Look at the word following the comma in each of these example sentences.
- Writers often use compound sentences, but they must remember to use a comma and coordinating conjunction.
- It was a dark and stormy night, so I decided to stay in.
- Dogs like to go on walks, and dog owners benefit from the exercise, too.
If you need help remembering what the coordinating conjunctions are, use the acronym FANBOYS as a mnemonic device, or memory aid.
Are There Other Ways To Write A Compound Sentence?
Yes, there are two other appropriate ways to write a compound sentence. First, you can join two independent clauses with a semicolon and leave out the coordinating conjunction. This method typically implies a heavier pause between the clauses (when read or spoken).
- It’s getting close to lunchtime; I should decide where to eat.
Some sentences work better with a semicolon, such as when none of the coordinating conjunctions communicates the right sense of connection or causality. Many compound sentences are acceptable either way, with only slight shades of meaning between the two methods.

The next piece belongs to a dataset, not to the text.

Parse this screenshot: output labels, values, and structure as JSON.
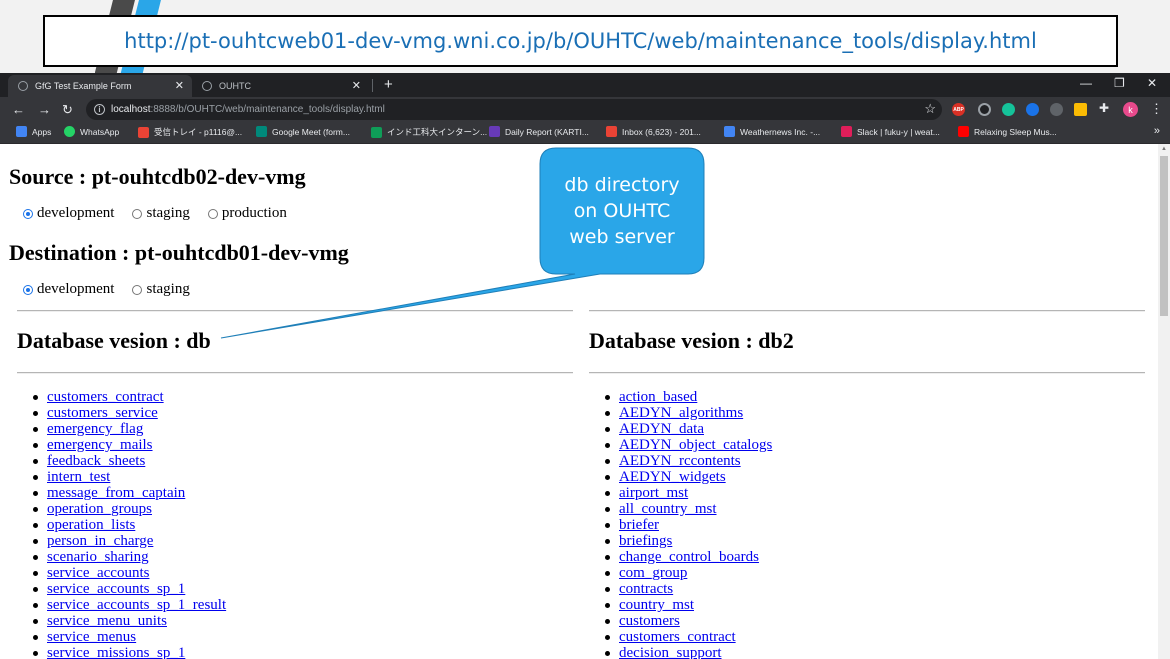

- A new lamp can freshen up your workspace, and you’ll enjoy having more light, too.
- A new lamp can freshen up your workspace; you’ll enjoy having more light, too.
You can also separate the two clauses of a compound sentence with a colon, especially if you want the reader to look ahead. The two clauses should be tightly connected, with a clear sense that the second follows the first. Be careful not to overuse this technique, though: too many such colons can create confusion and sound amateurish.
Here’s an example of a compound sentence joined with a colon.
·The new office complex looked expensive: the exterior gleamed in polished metal or glass.
Common Mistakes When Writing Compound Sentences
Avoid these common writing mistakes when producing compound sentences. First, a comma splice is when you join two independent clauses with a comma, but you forget the coordinating conjunction. This is a grammatical error and should be avoided.
The following sentence contains three independent clauses, all spliced together with commas.
- Sheila and I met for lunch, she’s a great friend, I love her.
You could take several approaches to fix this mess, including these.
- Sheila and I met for lunch. She’s a great friend; I love her.
- Sheila and I met for lunch, for she’s a great friend; I love her.
Of course, in the real world, you’d probably want to rework that sentence beyond the suggestions given here.
Need help? Read our guide to comma placement checkers.
A run-on is a compound sentence where the predicate of the first clause runs headlong into the subject of the next one with nothing in between.
·The new office complex looks expensive it’s tall I want to go inside.
Make sure to avoid run-ons in your writing. Each distinct thought needs its own treatment, either as its own separate sentence or with proper punctuation and conjunctions.
A sentence fragment occurs when you use only a subject or only a predicate and fail to join the two.
- Linking the various portions of a sentence with proper punctuation.
- The scientists, who were all agreed about the results of the study.
These examples don’t express complete thoughts. The first omits the subject, while the second omits the verb or predicate.
If you’re tripping up on sentence fragments and run-ons, here’s a resource that explores these concepts in greater detail.
Final Word on What Are Compound Sentences
Using compound sentences properly is an indispensable part of writing well in the English language. Remember to join the two clauses properly, and make sure to vary sentence types throughout a passage, too. You don’t want all the sentences to look and sound the same.
FAQs About What Are Compound Sentences
What are simple and compound sentences?
Simple sentences have only one independent clause, while compound sentences have two independent clauses joined by a comma and conjunction, a semicolon, or a colon.
How Do I Use Compound Sentences?
You can use compound sentences anywhere that you have two related ideas that would otherwise be their own simple sentences. It’s a good idea to vary sentence types in your writing, and using compound sentences is one tool for doing so.